TDoR: Für alle Trans*, die nicht mehr mit uns kämpfen können
Am Trans Day of Remembrance (TDoR) gedenken wir jedes Jahr allen Trans*, die umgebracht werden, weil sie sind, wie sie sind. Trans Gender Europe (TGEU) veröffentlicht jährlich einen Bericht über alle Morde an trans* Menschen, die im letzten Jahr bekannt geworden sind [1]. Hier fehlen die, deren Namen wir nicht kennen.
Wieso gibt es den TDoR?
Im November 1998 wird die trans* Frau Rita Hester in Massachusetts umgebracht. Ihre brutale Ermordung findet in den Medien kaum Beachtung. Auch die Polizei interessiert sich wenig für den Tod der 34jährigen Schwarzen: Ihr Tod wurde nie aufgeklärt. Gwendolyn Ann Smith begründet in Erinnerung an Hester am 20. November 1999 den Trans Day of Remembrance, um auf die vielen Morde an trans* Personen weltweit aufmerksam zu machen.
Trans* sein ist gefährlich
Was passiert, wenn eine Person trans*feindliche Gewalt erfährt? Der Übergriff betrifft die Person individuell. Die einzelne Tat passiert jedoch in einem gesellschaftlichen Zusammenhang. Wir leben in einem Klima, in dem Trans* weder ernst genommen noch als ‘vollwertiges’ Leben akzeptiert wird. Das bedeutet, dass Täter_innen sich dem Schutz der Gesellschaft sicher sein können. Wer als trans* sichtbar und öffentlich lebt, läuft immer Gefahr, als ‘Freak’ markiert zu werden. Bei Pöbeleien werden Trans* von den umstehenden Personen nicht verteidigt. Bei Übergriffen in der U-Bahn schreiten die Anderen nicht ein. Behörden wie Medien suchen die Schuld beim Anderssein der trans* Person.

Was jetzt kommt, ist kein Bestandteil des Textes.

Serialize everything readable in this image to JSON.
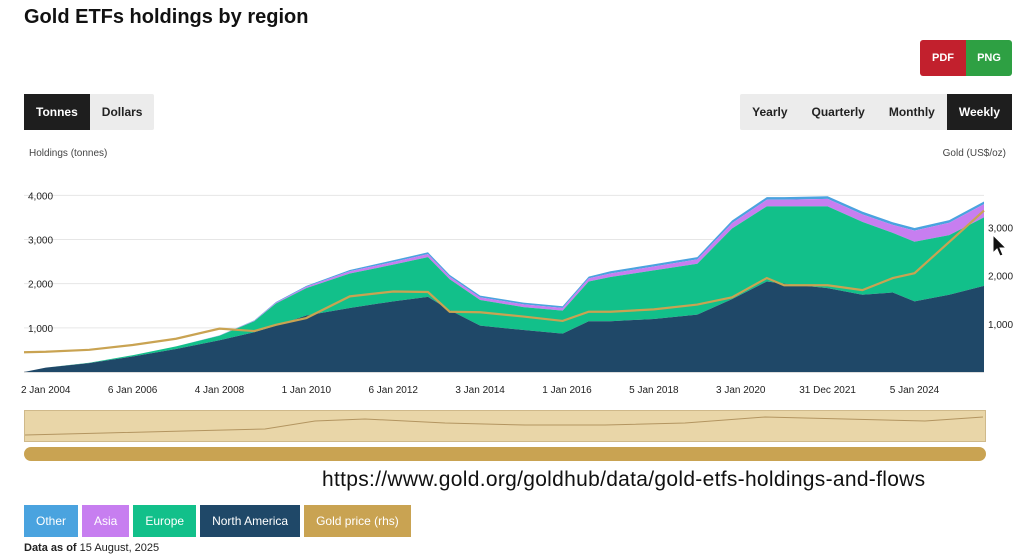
{
  "page": {
    "title": "Gold ETFs holdings by region",
    "url_caption": "https://www.gold.org/goldhub/data/gold-etfs-holdings-and-flows"
  },
  "export": {
    "pdf": "PDF",
    "png": "PNG"
  },
  "units": {
    "items": [
      "Tonnes",
      "Dollars"
    ],
    "selected": "Tonnes"
  },
  "periods": {
    "items": [
      "Yearly",
      "Quarterly",
      "Monthly",
      "Weekly"
    ],
    "selected": "Weekly"
  },
  "footer": {
    "data_as_of_label": "Data as of",
    "data_as_of_date": "15 August, 2025"
  },
  "colors": {
    "other": "#4aa3df",
    "asia": "#c77ef0",
    "europe": "#12c08a",
    "north_america": "#1f4868",
    "gold_price": "#c9a352"
  },
  "chart_data": {
    "type": "area",
    "title": "Gold ETFs holdings by region",
    "ylabel_left": "Holdings (tonnes)",
    "ylabel_right": "Gold (US$/oz)",
    "y_left_ticks": [
      "1,000",
      "2,000",
      "3,000",
      "4,000"
    ],
    "y_right_ticks": [
      "1,000",
      "2,000",
      "3,000"
    ],
    "ylim_left": [
      0,
      4800
    ],
    "ylim_right": [
      0,
      4400
    ],
    "x_labels": [
      "2 Jan 2004",
      "6 Jan 2006",
      "4 Jan 2008",
      "1 Jan 2010",
      "6 Jan 2012",
      "3 Jan 2014",
      "1 Jan 2016",
      "5 Jan 2018",
      "3 Jan 2020",
      "31 Dec 2021",
      "5 Jan 2024"
    ],
    "x": [
      2003.5,
      2004,
      2005,
      2006,
      2007,
      2008,
      2008.8,
      2009.3,
      2010,
      2011,
      2012,
      2012.8,
      2013.3,
      2014,
      2015,
      2015.9,
      2016.5,
      2017,
      2018,
      2019,
      2019.8,
      2020.6,
      2021,
      2022,
      2022.8,
      2023.5,
      2024,
      2024.8,
      2025.6
    ],
    "legend": [
      "Other",
      "Asia",
      "Europe",
      "North America",
      "Gold price (rhs)"
    ],
    "series": [
      {
        "name": "North America",
        "values": [
          0,
          100,
          200,
          350,
          520,
          720,
          900,
          1050,
          1280,
          1450,
          1600,
          1700,
          1400,
          1050,
          950,
          870,
          1150,
          1150,
          1200,
          1300,
          1650,
          2050,
          2000,
          1900,
          1750,
          1800,
          1600,
          1750,
          1950
        ]
      },
      {
        "name": "Europe",
        "values": [
          0,
          0,
          10,
          30,
          60,
          100,
          250,
          500,
          620,
          780,
          830,
          900,
          700,
          580,
          520,
          520,
          900,
          1000,
          1100,
          1150,
          1600,
          1700,
          1750,
          1850,
          1650,
          1350,
          1350,
          1350,
          1550
        ]
      },
      {
        "name": "Asia",
        "values": [
          0,
          0,
          0,
          0,
          0,
          5,
          10,
          20,
          30,
          50,
          60,
          70,
          60,
          60,
          60,
          60,
          70,
          80,
          90,
          100,
          120,
          150,
          150,
          170,
          170,
          180,
          250,
          280,
          300
        ]
      },
      {
        "name": "Other",
        "values": [
          0,
          0,
          0,
          0,
          0,
          5,
          10,
          15,
          20,
          30,
          40,
          40,
          40,
          40,
          40,
          40,
          40,
          50,
          50,
          50,
          60,
          60,
          60,
          60,
          60,
          60,
          60,
          60,
          60
        ]
      },
      {
        "name": "Gold price (rhs)",
        "values": [
          410,
          420,
          460,
          560,
          690,
          900,
          850,
          980,
          1120,
          1570,
          1670,
          1660,
          1250,
          1240,
          1150,
          1060,
          1250,
          1250,
          1300,
          1400,
          1550,
          1950,
          1800,
          1800,
          1700,
          1950,
          2050,
          2700,
          3350
        ]
      }
    ]
  }
}
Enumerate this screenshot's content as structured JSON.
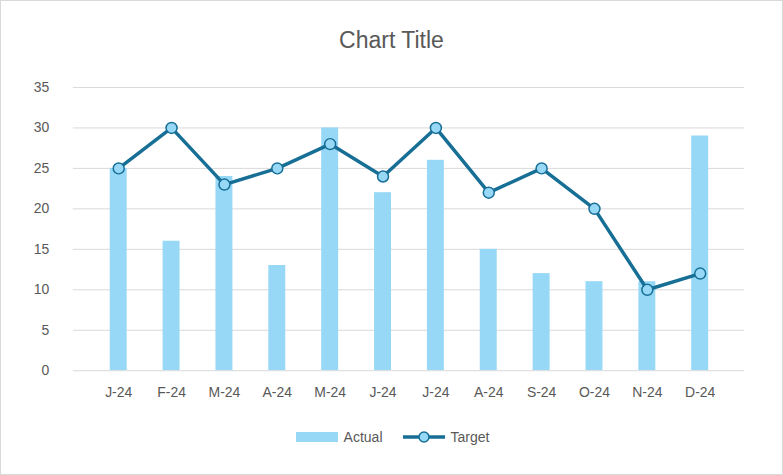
{
  "chart_data": {
    "type": "bar",
    "title": "Chart Title",
    "categories": [
      "J-24",
      "F-24",
      "M-24",
      "A-24",
      "M-24",
      "J-24",
      "J-24",
      "A-24",
      "S-24",
      "O-24",
      "N-24",
      "D-24"
    ],
    "series": [
      {
        "name": "Actual",
        "type": "bar",
        "color": "#97d8f6",
        "values": [
          25,
          16,
          24,
          13,
          30,
          22,
          26,
          15,
          12,
          11,
          11,
          29
        ]
      },
      {
        "name": "Target",
        "type": "line",
        "color": "#176f96",
        "marker": "circle",
        "values": [
          25,
          30,
          23,
          25,
          28,
          24,
          30,
          22,
          25,
          20,
          10,
          12
        ]
      }
    ],
    "ylim": [
      0,
      35
    ],
    "yticks": [
      0,
      5,
      10,
      15,
      20,
      25,
      30,
      35
    ],
    "grid": true,
    "legend": "bottom"
  }
}
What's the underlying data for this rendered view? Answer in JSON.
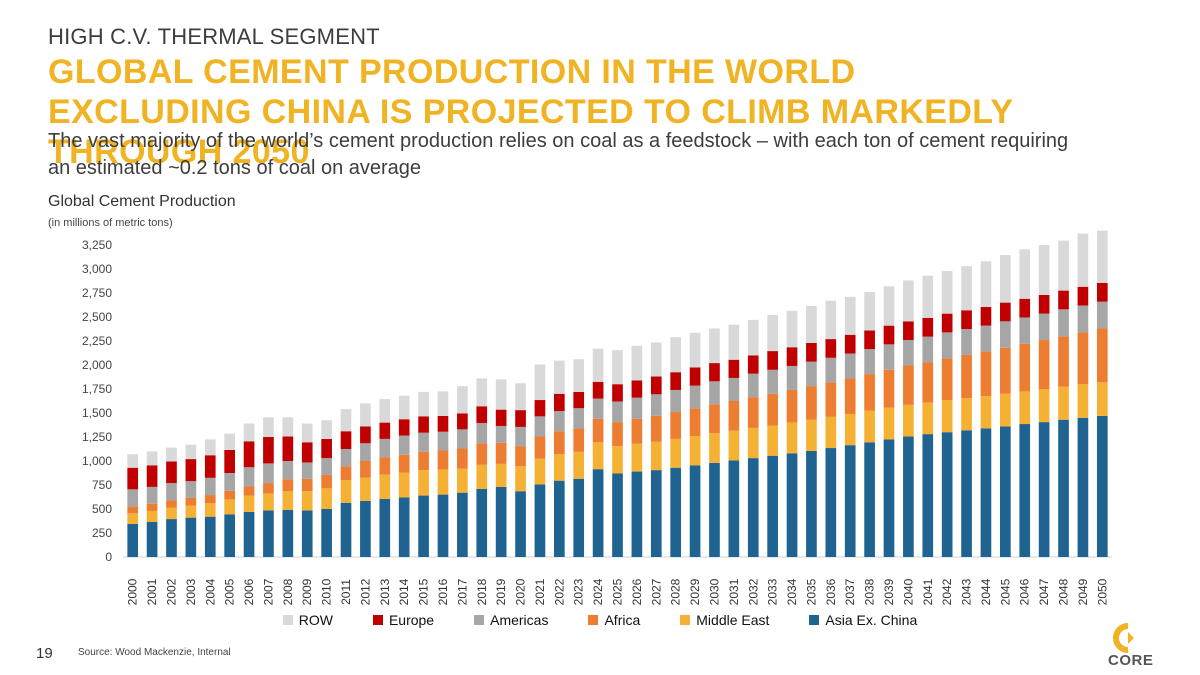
{
  "header": {
    "kicker": "HIGH C.V. THERMAL SEGMENT",
    "headline": "GLOBAL CEMENT PRODUCTION IN THE WORLD EXCLUDING CHINA IS PROJECTED TO CLIMB MARKEDLY THROUGH 2050",
    "subtitle": "The vast majority of the world’s cement production relies on coal as a feedstock – with each ton of cement requiring an estimated ~0.2 tons of coal on average"
  },
  "footer": {
    "page_number": "19",
    "source": "Source: Wood Mackenzie, Internal",
    "logo_text": "CORE"
  },
  "colors": {
    "accent": "#f0b323",
    "ROW": "#d9d9d9",
    "Europe": "#c00000",
    "Americas": "#a6a6a6",
    "Africa": "#ed7d31",
    "Middle East": "#f5b134",
    "Asia Ex. China": "#1f6391"
  },
  "chart_data": {
    "type": "bar",
    "stacked": true,
    "title": "Global Cement Production",
    "subtitle": "(in millions of metric tons)",
    "ylim": [
      0,
      3250
    ],
    "y_ticks": [
      0,
      250,
      500,
      750,
      1000,
      1250,
      1500,
      1750,
      2000,
      2250,
      2500,
      2750,
      3000,
      3250
    ],
    "y_tick_labels": [
      "0",
      "250",
      "500",
      "750",
      "1,000",
      "1,250",
      "1,500",
      "1,750",
      "2,000",
      "2,250",
      "2,500",
      "2,750",
      "3,000",
      "3,250"
    ],
    "grid": false,
    "legend_position": "bottom",
    "legend_order": [
      "ROW",
      "Europe",
      "Americas",
      "Africa",
      "Middle East",
      "Asia Ex. China"
    ],
    "categories": [
      "2000",
      "2001",
      "2002",
      "2003",
      "2004",
      "2005",
      "2006",
      "2007",
      "2008",
      "2009",
      "2010",
      "2011",
      "2012",
      "2013",
      "2014",
      "2015",
      "2016",
      "2017",
      "2018",
      "2019",
      "2020",
      "2021",
      "2022",
      "2023",
      "2024",
      "2025",
      "2026",
      "2027",
      "2028",
      "2029",
      "2030",
      "2031",
      "2032",
      "2033",
      "2034",
      "2035",
      "2036",
      "2037",
      "2038",
      "2039",
      "2040",
      "2041",
      "2042",
      "2043",
      "2044",
      "2045",
      "2046",
      "2047",
      "2048",
      "2049",
      "2050"
    ],
    "series": [
      {
        "name": "Asia Ex. China",
        "values": [
          345,
          365,
          395,
          410,
          420,
          445,
          470,
          485,
          490,
          485,
          500,
          565,
          585,
          605,
          620,
          640,
          650,
          670,
          710,
          730,
          685,
          755,
          795,
          815,
          915,
          870,
          890,
          905,
          930,
          955,
          980,
          1005,
          1030,
          1055,
          1080,
          1105,
          1135,
          1165,
          1195,
          1225,
          1255,
          1280,
          1300,
          1320,
          1340,
          1360,
          1385,
          1405,
          1430,
          1450,
          1470
        ]
      },
      {
        "name": "Middle East",
        "values": [
          110,
          115,
          120,
          125,
          140,
          155,
          170,
          175,
          195,
          200,
          215,
          235,
          240,
          255,
          260,
          265,
          260,
          250,
          250,
          240,
          260,
          270,
          275,
          280,
          280,
          285,
          290,
          295,
          300,
          305,
          310,
          310,
          315,
          315,
          320,
          325,
          325,
          325,
          330,
          330,
          330,
          330,
          335,
          335,
          335,
          340,
          340,
          345,
          345,
          350,
          350
        ]
      },
      {
        "name": "Africa",
        "values": [
          70,
          75,
          75,
          80,
          85,
          90,
          95,
          110,
          125,
          130,
          140,
          145,
          175,
          180,
          185,
          190,
          200,
          210,
          225,
          220,
          210,
          230,
          240,
          245,
          245,
          250,
          260,
          270,
          280,
          290,
          300,
          310,
          320,
          330,
          340,
          350,
          360,
          370,
          380,
          395,
          410,
          420,
          435,
          450,
          465,
          480,
          495,
          510,
          525,
          540,
          560
        ]
      },
      {
        "name": "Americas",
        "values": [
          180,
          175,
          180,
          175,
          180,
          185,
          200,
          205,
          190,
          170,
          175,
          180,
          185,
          190,
          200,
          200,
          195,
          200,
          210,
          175,
          200,
          210,
          210,
          210,
          210,
          215,
          220,
          225,
          230,
          235,
          240,
          240,
          245,
          250,
          250,
          255,
          255,
          260,
          260,
          265,
          265,
          265,
          270,
          270,
          270,
          275,
          275,
          275,
          280,
          280,
          280
        ]
      },
      {
        "name": "Europe",
        "values": [
          225,
          225,
          225,
          230,
          235,
          240,
          270,
          275,
          255,
          210,
          200,
          185,
          175,
          170,
          170,
          170,
          165,
          165,
          175,
          170,
          175,
          170,
          180,
          170,
          175,
          180,
          180,
          185,
          185,
          190,
          190,
          190,
          190,
          195,
          195,
          195,
          195,
          195,
          195,
          195,
          195,
          195,
          195,
          195,
          195,
          195,
          195,
          195,
          195,
          195,
          195
        ]
      },
      {
        "name": "ROW",
        "values": [
          140,
          145,
          145,
          150,
          165,
          170,
          185,
          205,
          200,
          195,
          195,
          230,
          240,
          245,
          245,
          255,
          255,
          285,
          290,
          315,
          280,
          370,
          345,
          340,
          345,
          355,
          360,
          355,
          365,
          360,
          360,
          365,
          370,
          375,
          380,
          385,
          400,
          395,
          400,
          410,
          425,
          440,
          445,
          460,
          475,
          495,
          515,
          520,
          520,
          555,
          545
        ]
      }
    ]
  }
}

Schließlich hätte sie_er sich ja verstecken können und nicht die Anderen ‘provozieren’ müssen.
Race, Class, Gender
Belästigung, Diskriminierung und Übergriffe sind fester Bestandteil des Alltags der meisten trans* Menschen. In einer US-amerikanischen Umfrage im Jahr 2015 bei 27.000 trans* Personen gab die Hälfte an, dass sie bereits Opfer eines sexuellen Übergriffs waren. Von den Befragten hat 40% schon einen Selbstmordversuch hinter sich [Quelle: taz]. Wir können mit Sicherheit sagen, dies wäre anders, wäre Gesellschaft anders.
Die Morde an trans* Menschen zeigen, wie eng Gewalt mit Sexismus, Rassimus und Klassenverhältnissen verknüpft ist. Wer ökonomisch und sozial an den Rand gedrängt wird, ist unsichtbar und dessen Ermordung wird nicht verhindert. Weltweit sind die meisten Betroffenen junge, arme People of Color oder Schwarze und trans* Frauen. Sie sind nicht die superreichen Stars auf den Covern US-amerikanischer Magazine sondern Aktivist_innen und/oder Sexarbeiter_innen. Menschen mit Freund_innen und Familie.
Wie der Mord an Rita Hester, sind die meisten Morde extrem brutal, und die Täter_innen werden selten gefunden. Im Jahr 2016 zählte das Trans Murder Monitoring Projekt (TMM) weltweit fast 300 Morde an trans* und gender-diversen Menschen. Und das sind nur die bekannten, öffentlichen Fälle.
Trans* sind aktiv und wehren sich!
In LSBT*IQ Communities aktiv zu sein, heißt zwangsläufig, sich mit Gewalt zu beschäftigen. Erst durch das Engagement und die Solidarität der Communities rückt Gewalt gegen Trans* in die öffentliche Wahrnehmung. Das Berliner Anti-Gewalt-Projekt MANEO sieht in der steigenden Anzahl von Anzeigen gegen homo- oder trans*feindliche Sprüche und Übergriffe vor allem ein höheres Unrechtsbewusstsein. Angriffe gegenüber LSBT*IQ werden ernster genommen und entsprechend auch immer mehr strafrechtlich verfolgt. Dies verhindert aber Gewalt nicht oder löst Trans*feindlichkeit in der Gesellschaft in Luft auf.
Am TDoR und das ganze Jahr wehren wir uns gegen Trans*feindlichkeit und Unsichtbarkeit. Den bekannten und unbekannten Ermordeten gedenken wir heute – und werden weiter kämpfen!